Security, Trust and Privacy challenges in AI-driven 6G Networks
Helena Rifa-Pous, Victor Garcia-Font, Carlos Nunez-Gomez, Julian Salas
TL;DR
The paper addresses the security, trust, and privacy challenges that arise in AI-driven 6G networks, where a disaggregated, software-defined, and AI-enabled architecture expands the attack surface. It provides a taxonomy of AI-centric threats, distinguishing poisoning and evasion attacks on training and operation, and analyzes how trust models can be compromised through poisoning, model extraction, insider threats, and repudiation. It further surveys privacy risks driven by massive data generation and edge intelligence, and surveys building-block techniques such as Federated Learning, Differential Privacy, Homomorphic Encryption, and Secure Multi-Party Computation, alongside mitigation strategies including zero-trust, robust authentication, and strong isolation. The work highlights the need for integrated, governance-aware defenses that account for AI explainability and cross-domain trust to enable secure, reliable deployment of 6G technologies into practice.
Abstract
The advent of 6G networks promises unprecedented advancements in wireless communication, offering wider bandwidth and lower latency compared to its predecessors.

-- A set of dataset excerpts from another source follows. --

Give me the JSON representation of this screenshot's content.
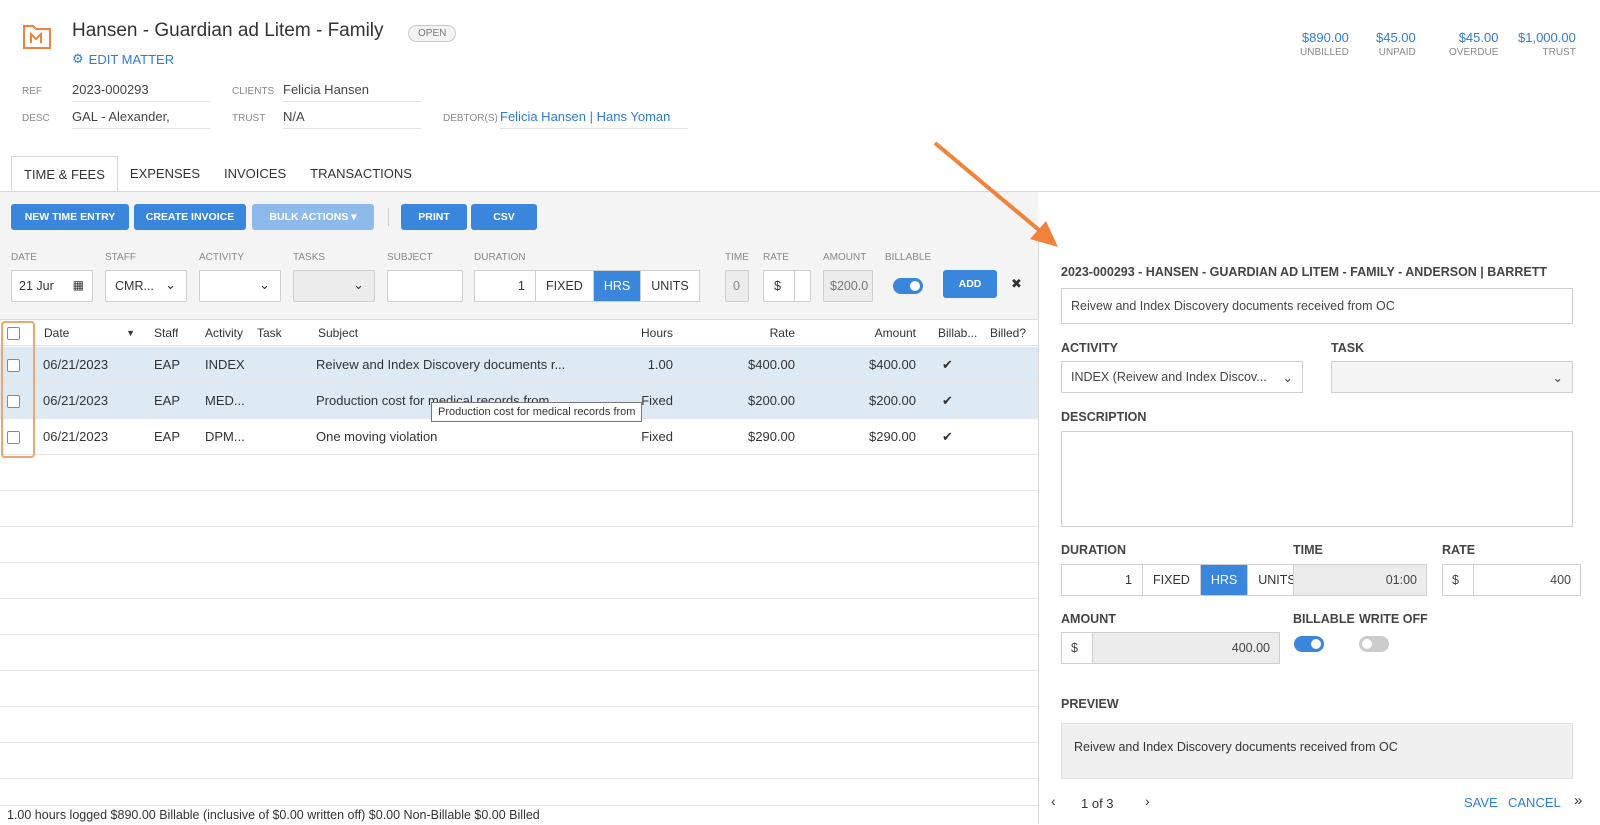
{
  "matter": {
    "title": "Hansen - Guardian ad Litem - Family",
    "status": "OPEN",
    "edit_label": "EDIT MATTER",
    "ref_label": "REF",
    "ref": "2023-000293",
    "desc_label": "DESC",
    "desc": "GAL - Alexander,",
    "clients_label": "CLIENTS",
    "client": "Felicia Hansen",
    "trust_label": "TRUST",
    "trust": "N/A",
    "debtors_label": "DEBTOR(S)",
    "debtor1": "Felicia Hansen",
    "debtor_sep": "|",
    "debtor2": "Hans Yoman"
  },
  "totals": [
    {
      "amount": "$890.00",
      "label": "UNBILLED"
    },
    {
      "amount": "$45.00",
      "label": "UNPAID"
    },
    {
      "amount": "$45.00",
      "label": "OVERDUE"
    },
    {
      "amount": "$1,000.00",
      "label": "TRUST"
    }
  ],
  "tabs": [
    "TIME & FEES",
    "EXPENSES",
    "INVOICES",
    "TRANSACTIONS"
  ],
  "toolbar": {
    "new_time": "NEW TIME ENTRY",
    "create_invoice": "CREATE INVOICE",
    "bulk": "BULK ACTIONS",
    "print": "PRINT",
    "csv": "CSV"
  },
  "filters": {
    "date_label": "DATE",
    "date": "21 Jur",
    "staff_label": "STAFF",
    "staff": "CMR...",
    "activity_label": "ACTIVITY",
    "tasks_label": "TASKS",
    "subject_label": "SUBJECT",
    "duration_label": "DURATION",
    "duration": "1",
    "fixed": "FIXED",
    "hrs": "HRS",
    "units": "UNITS",
    "time_label": "TIME",
    "time": "0",
    "rate_label": "RATE",
    "rate_sym": "$",
    "amount_label": "AMOUNT",
    "amount": "$200.0",
    "billable_label": "BILLABLE",
    "add": "ADD",
    "clear": "✖"
  },
  "grid": {
    "headers": {
      "date": "Date",
      "staff": "Staff",
      "activity": "Activity",
      "task": "Task",
      "subject": "Subject",
      "hours": "Hours",
      "rate": "Rate",
      "amount": "Amount",
      "billable": "Billab...",
      "billed": "Billed?"
    },
    "rows": [
      {
        "date": "06/21/2023",
        "staff": "EAP",
        "activity": "INDEX",
        "task": "",
        "subject": "Reivew and Index Discovery documents r...",
        "hours": "1.00",
        "rate": "$400.00",
        "amount": "$400.00",
        "billable": "✔",
        "billed": ""
      },
      {
        "date": "06/21/2023",
        "staff": "EAP",
        "activity": "MED...",
        "task": "",
        "subject": "Production cost for medical records from",
        "hours": "Fixed",
        "rate": "$200.00",
        "amount": "$200.00",
        "billable": "✔",
        "billed": ""
      },
      {
        "date": "06/21/2023",
        "staff": "EAP",
        "activity": "DPM...",
        "task": "",
        "subject": "One moving violation",
        "hours": "Fixed",
        "rate": "$290.00",
        "amount": "$290.00",
        "billable": "✔",
        "billed": ""
      }
    ],
    "tooltip": "Production cost for medical records from"
  },
  "footer": "1.00 hours logged  $890.00 Billable (inclusive of $0.00 written off)  $0.00 Non-Billable  $0.00 Billed",
  "panel": {
    "heading": "2023-000293 - HANSEN - GUARDIAN AD LITEM - FAMILY - ANDERSON | BARRETT",
    "subject": "Reivew and Index Discovery documents received from OC",
    "activity_label": "ACTIVITY",
    "activity": "INDEX (Reivew and Index Discov...",
    "task_label": "TASK",
    "description_label": "DESCRIPTION",
    "duration_label": "DURATION",
    "duration": "1",
    "fixed": "FIXED",
    "hrs": "HRS",
    "units": "UNITS",
    "time_label": "TIME",
    "time": "01:00",
    "rate_label": "RATE",
    "rate_sym": "$",
    "rate": "400",
    "amount_label": "AMOUNT",
    "amount_sym": "$",
    "amount": "400.00",
    "billable_label": "BILLABLE",
    "writeoff_label": "WRITE OFF",
    "preview_label": "PREVIEW",
    "preview": "Reivew and Index Discovery documents received from OC",
    "pager": "1 of 3",
    "save": "SAVE",
    "cancel": "CANCEL"
  },
  "colors": {
    "accent": "#3a86dc",
    "arrow": "#f0823a",
    "highlight_row": "#dde9f3"
  }
}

This article explores the evolving infrastructure of 6G networks, emphasizing the transition towards a more disaggregated structure and the integration of artificial intelligence (AI) technologies. Furthermore, it explores the security, trust and privacy challenges and attacks in 6G networks, particularly those related to the use of AI. It presents a classification of network attacks stemming from its AI-centric architecture and explores technologies designed to detect or mitigate these emerging threats. The paper concludes by examining the implications and risks linked to the utilization of AI in ensuring a robust network.